Sus ojos, que antes reflejaban las luces de un día que muere, ahora se habían quedado a oscuras. Esperó la ansiada respuesta en el quicio de la puerta, entusiasmado, jadeando debido a la carrera que le había llevado hasta allí. Pero nadie respondió. Posó las manos sobre el marco de la puerta abierta, que parecía haberle invitado a entrar, y las deslizó lentamente hacia abajo, recorriendo un camino invisible que llevaba a la decepción, a la pérdida total de la esperanza. Acabó agachándose, sin saber muy bien cómo. A veces era difícil seguir sonriendo. A veces dolía tanto mantener el ánimo, que las piernas le fallaban. En tantas ocasiones se había guiado por su intuición y había acertado que, esta vez, este fallo, se había convertido en un mazazo que le había dejado casi sin aliento. Sabía, sin embargo, que apenas le había buscado, que únicamente había entrado en la primera casa con la puerta abierta que había visto. Sabía también que sólo había gritado desde esa puerta roja, que no había investigado su interior, pero deseaba con tantas fuerzas una voz amiga, que el silencio recibido le acabó por arrancar una parte importante de sí mismo.
Y así, acuclillado ante la entrada de la casa blanca, se quedó durante un buen rato.
Fue cuando la luz de la luna bañó por completo la ciudad, cuando decidió que debía moverse. La noche no era segura y, aunque no había podido encontrar a nadie, aún estaba muy lejos de querer despedirse de ese mundo. Entró en la casa y comprobó el estado de la puerta. Cerraba a la perfección, así que sería un buen lugar para esperar el amanecer sin temer por su vida.
Encontró, al final de la escalera, una pequeña habitación de niña. Era preciosa. Las paredes estaban pintadas de un vibrante color púrpura y, del techo colgaban tules vaporosos que, a modo de celosía, cubrían la ventana que daba a la parte posterior del jardín. Pero la cama era demasiado pequeña. Cuando encontró el dormitorio principal, de decoración austera, no pudo ni quitarse las botas antes de quedar dormido en la enorme cama de matrimonio. Era demasiado cómoda y él estaba demasiado cansado como para pensar en esas nimiedades.
Esa noche soñó que pintaba. Ante él se extendía un enorme lienzo blanco que le miraba desafiante. En su mano, un pincel. En su mente, un boceto. Llenó el lienzo de colores, pues el vacío de éste le carcomía por dentro y, en cuanto decidió admirar su obra, se dió cuenta de que ésta era en su totalidad un abanico cromático de rojos, vermellones, borgoñas y carmesíes.
Despertó confundido, pero descansado.
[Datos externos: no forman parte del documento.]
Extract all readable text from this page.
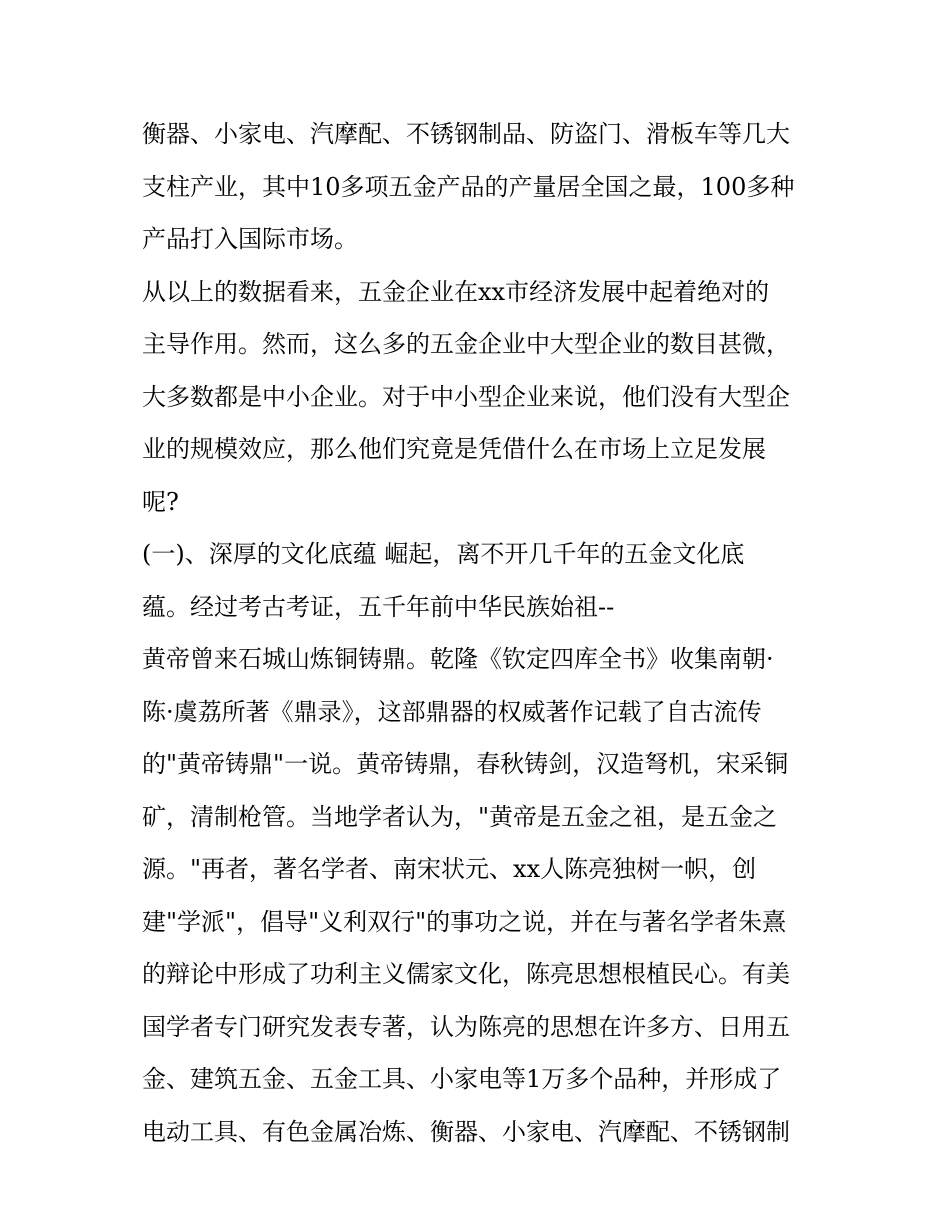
衡器、小家电、汽摩配、不锈钢制品、防盗门、滑板车等几大
支柱产业，其中10多项五金产品的产量居全国之最，100多种
产品打入国际市场。
从以上的数据看来，五金企业在xx市经济发展中起着绝对的
主导作用。然而，这么多的五金企业中大型企业的数目甚微，
大多数都是中小企业。对于中小型企业来说，他们没有大型企
业的规模效应，那么他们究竟是凭借什么在市场上立足发展
呢?
(一)、深厚的文化底蕴 崛起，离不开几千年的五金文化底
蕴。经过考古考证，五千年前中华民族始祖--
黄帝曾来石城山炼铜铸鼎。乾隆《钦定四库全书》收集南朝·
陈·虞荔所著《鼎录》，这部鼎器的权威著作记载了自古流传
的"黄帝铸鼎"一说。黄帝铸鼎，春秋铸剑，汉造弩机，宋采铜
矿，清制枪管。当地学者认为，"黄帝是五金之祖，是五金之
源。"再者，著名学者、南宋状元、xx人陈亮独树一帜，创
建"学派"，倡导"义利双行"的事功之说，并在与著名学者朱熹
的辩论中形成了功利主义儒家文化，陈亮思想根植民心。有美
国学者专门研究发表专著，认为陈亮的思想在许多方、日用五
金、建筑五金、五金工具、小家电等1万多个品种，并形成了
电动工具、有色金属冶炼、衡器、小家电、汽摩配、不锈钢制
Y, ante el rugido de sus tripas, creyó que lo más apropiado sería buscar algo de comer. Encontró una lata de melocotones en almíbar en la despensa de la cocina, y una bolsa de cacahuetes rancios en uno de los muebles del salón. Azúcar para pensar y proteínas y grasas para los músculos, no estaba del todo mal.
Con el estómago más lleno que antes, pero no del todo, salió de la casa. Pronto amanecería y tenía que seguir buscando. Estaba convencido de que, en cualquier momento, alguien rompería el silencio que le apresaba.
Volvió a sonreír cuando entró en la siguiente casa.
-¡Te pillé! ¡Ya no estás solo, estoy aquí!- gritó en esta ocasión esperando respuesta.